Le frère Euthyme, de son côté, fut chargé du contentieux administratif de tout l’Institut11. Il se chargerait des relations avec le gouvernement : service militaire, écoles publiques et privées; avec les préfets et les maires : matériel des écoles et salaire des instituteurs ; avec les Recteurs des Académies : examens du brevet ; avec les évêques et les curés : enseignement de la religion et éducation des enfants. Dans les années précédant la convocation du Chapitre, le bureau du frère Louis-Marie, Supérieur général, était encombré de dossiers et de formalités à remplir au sujet des affaires de frères concernant le service militaire ou les administrations publiques, pour que les frères puissent garder leur poste dans les écoles.
La circulaire du 3 mars 186812 en est un exemple.
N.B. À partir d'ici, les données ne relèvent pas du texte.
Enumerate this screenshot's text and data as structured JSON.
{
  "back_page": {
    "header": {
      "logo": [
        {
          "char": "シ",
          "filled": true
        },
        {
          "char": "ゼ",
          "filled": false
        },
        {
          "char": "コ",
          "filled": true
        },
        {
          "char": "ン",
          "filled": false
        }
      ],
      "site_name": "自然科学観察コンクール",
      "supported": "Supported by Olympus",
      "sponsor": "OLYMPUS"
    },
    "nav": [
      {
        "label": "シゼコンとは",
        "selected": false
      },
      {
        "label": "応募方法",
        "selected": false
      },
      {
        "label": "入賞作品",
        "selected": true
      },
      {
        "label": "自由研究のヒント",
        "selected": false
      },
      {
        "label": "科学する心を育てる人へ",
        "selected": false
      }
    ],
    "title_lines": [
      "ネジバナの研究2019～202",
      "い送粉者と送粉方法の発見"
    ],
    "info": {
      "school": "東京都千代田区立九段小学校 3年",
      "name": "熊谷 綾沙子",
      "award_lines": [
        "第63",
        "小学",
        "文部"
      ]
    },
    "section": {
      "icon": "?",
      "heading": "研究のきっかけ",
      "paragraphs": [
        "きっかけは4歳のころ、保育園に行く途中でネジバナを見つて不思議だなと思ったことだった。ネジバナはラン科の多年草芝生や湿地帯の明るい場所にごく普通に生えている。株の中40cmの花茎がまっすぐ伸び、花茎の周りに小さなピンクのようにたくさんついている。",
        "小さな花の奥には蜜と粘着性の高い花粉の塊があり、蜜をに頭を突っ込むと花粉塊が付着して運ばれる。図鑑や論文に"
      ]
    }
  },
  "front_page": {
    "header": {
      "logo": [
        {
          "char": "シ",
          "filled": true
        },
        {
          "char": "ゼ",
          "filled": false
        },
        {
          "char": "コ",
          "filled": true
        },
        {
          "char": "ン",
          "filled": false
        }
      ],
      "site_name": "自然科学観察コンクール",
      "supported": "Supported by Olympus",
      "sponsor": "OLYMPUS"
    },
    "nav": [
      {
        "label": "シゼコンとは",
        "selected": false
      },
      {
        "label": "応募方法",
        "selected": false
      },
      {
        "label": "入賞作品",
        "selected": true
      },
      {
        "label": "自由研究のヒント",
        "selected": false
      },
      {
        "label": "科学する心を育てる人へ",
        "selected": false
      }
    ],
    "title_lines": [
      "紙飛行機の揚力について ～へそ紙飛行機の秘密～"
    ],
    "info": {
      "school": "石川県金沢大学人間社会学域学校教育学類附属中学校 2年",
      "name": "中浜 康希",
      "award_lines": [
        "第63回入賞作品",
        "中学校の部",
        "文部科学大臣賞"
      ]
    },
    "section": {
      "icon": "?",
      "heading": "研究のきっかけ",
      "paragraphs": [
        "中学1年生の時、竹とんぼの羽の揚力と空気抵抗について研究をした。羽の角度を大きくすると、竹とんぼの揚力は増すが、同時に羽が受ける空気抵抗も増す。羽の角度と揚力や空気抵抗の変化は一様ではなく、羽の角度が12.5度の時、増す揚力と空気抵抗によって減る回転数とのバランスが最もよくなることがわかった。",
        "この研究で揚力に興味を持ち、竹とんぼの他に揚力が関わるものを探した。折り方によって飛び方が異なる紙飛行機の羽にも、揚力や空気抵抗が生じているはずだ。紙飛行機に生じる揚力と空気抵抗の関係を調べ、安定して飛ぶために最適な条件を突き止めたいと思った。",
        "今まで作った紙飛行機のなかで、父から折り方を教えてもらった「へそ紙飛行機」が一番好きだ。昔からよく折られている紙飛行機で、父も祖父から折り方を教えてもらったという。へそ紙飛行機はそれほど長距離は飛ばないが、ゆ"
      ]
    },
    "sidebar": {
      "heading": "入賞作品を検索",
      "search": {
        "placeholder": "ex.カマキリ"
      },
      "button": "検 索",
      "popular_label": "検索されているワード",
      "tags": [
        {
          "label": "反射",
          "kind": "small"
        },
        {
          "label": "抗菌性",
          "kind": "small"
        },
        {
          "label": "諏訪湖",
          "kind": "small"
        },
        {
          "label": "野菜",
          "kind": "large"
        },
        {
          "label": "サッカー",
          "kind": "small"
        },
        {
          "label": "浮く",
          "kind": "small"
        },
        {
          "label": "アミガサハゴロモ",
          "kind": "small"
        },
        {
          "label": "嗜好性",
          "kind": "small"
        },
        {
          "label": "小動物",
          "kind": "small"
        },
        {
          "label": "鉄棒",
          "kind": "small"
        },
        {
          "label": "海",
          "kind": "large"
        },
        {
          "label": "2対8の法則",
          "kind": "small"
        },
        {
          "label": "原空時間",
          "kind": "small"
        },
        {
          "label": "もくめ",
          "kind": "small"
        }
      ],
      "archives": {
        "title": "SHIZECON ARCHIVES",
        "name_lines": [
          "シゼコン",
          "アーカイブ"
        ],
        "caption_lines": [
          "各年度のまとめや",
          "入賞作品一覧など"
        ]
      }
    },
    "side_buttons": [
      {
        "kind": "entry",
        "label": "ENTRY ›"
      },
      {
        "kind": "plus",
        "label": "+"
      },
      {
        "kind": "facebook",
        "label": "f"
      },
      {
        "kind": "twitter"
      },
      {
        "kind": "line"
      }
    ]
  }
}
On y trouve « les avis et instructions qu’il m’a été possible de recueillir sur la garde nationale mobile, créée par la loi du 1er février 1868 »13 écrit-il ; des listes de frères libérés du services militaire, des modèles pour les démarches à faire, etc. Toujours dans l’attente qu’ « une nouvelle circulaire ministérielle apporte de nouvelles prescriptions14 ».
L’emploi propre de chaque Frère Assistant fut ainsi fixé :
Province de Saint-Genis-Laval, C. Fr. Félicité, 4e Assistant.
Province de Notre-Dame de lHermitage, C. Fr. Théophane, 1er Assistant.
Province de Saint-Paul-Trois-Châteaux, C. Fr. Nestor, 5e Assistant.
Province dAubenas, C. Fr. Philogone, 2e Assistant.
Province de Beaucamps, comprenant lOuest, C. Fr. Norbert, 8e Assistant.
Province du Bourbonnais, C. Fr. Avit, 7e Assistant.
Province des Iles Britanniques et des Colonies, C. Fr. Procope, 6e Assistant.
Le Contentieux de toute la Congrégation, C. Fr. Euthyme, 3e Assistant.
Le frère Eubert qui cessait d’être Assistant, fut nommé Secrétaire général au lieu du frère Juste, lequel avait exercé auparavant ces fonctions mais sans en avoir le titre15.
On estima aussi nécessaire de partager la Province de Saint-Genis qui comptait 1500 frères, novices et postulants. On demanda donc au Saint Père la création d’une nouvelle Province et d’un nouvel Assistant.
La prorogation des Constitutions pour cinq ans supplémentaires à titre d’essai et le besoin de faire une nouvelle édition, cela donna l’occasion de compléter les Constitutions approuvées ad experimentum, avec les articles approuvés par le Chapitre de 1862 et les Chapitres suivants.
Dans cette session, en plus des élections, on traita du Règlement des Économes – où sont définies leurs attributions -, de l’administration du temporel, de l’habillement, des objets à usage personnel. On définit les pouvoirs et les fonctions de certains frères ayant des responsabilités : Procureur général, Secrétaire général, responsables des Districts, du Vice Provincial, (les futurs frères Provinciaux), maîtres des novices, Visiteurs, Directeur ou Vicaire provincial. L’œuvre du Denier de Saint Pierre fut établie dans nos écoles. On décida la création de trois Juvénats : l’un dans le Centre, l’autre dans le Midi et un troisième dans le Nord.
Et le R. Fr. Louis-Marie, en achevant le compte rendu de ce sixième Chapitre Général, écrit : « Non, je le redis avec une profonde satisfaction, non, on ne peut trop se réjouir de tout ce qui sest passé dans ces deux sessions, ni trop désirer et demander que la parfaite union qui a constamment régné dans lAssemblée, se conserve et se répande dans toutes les maisons de la Congrégation.16 »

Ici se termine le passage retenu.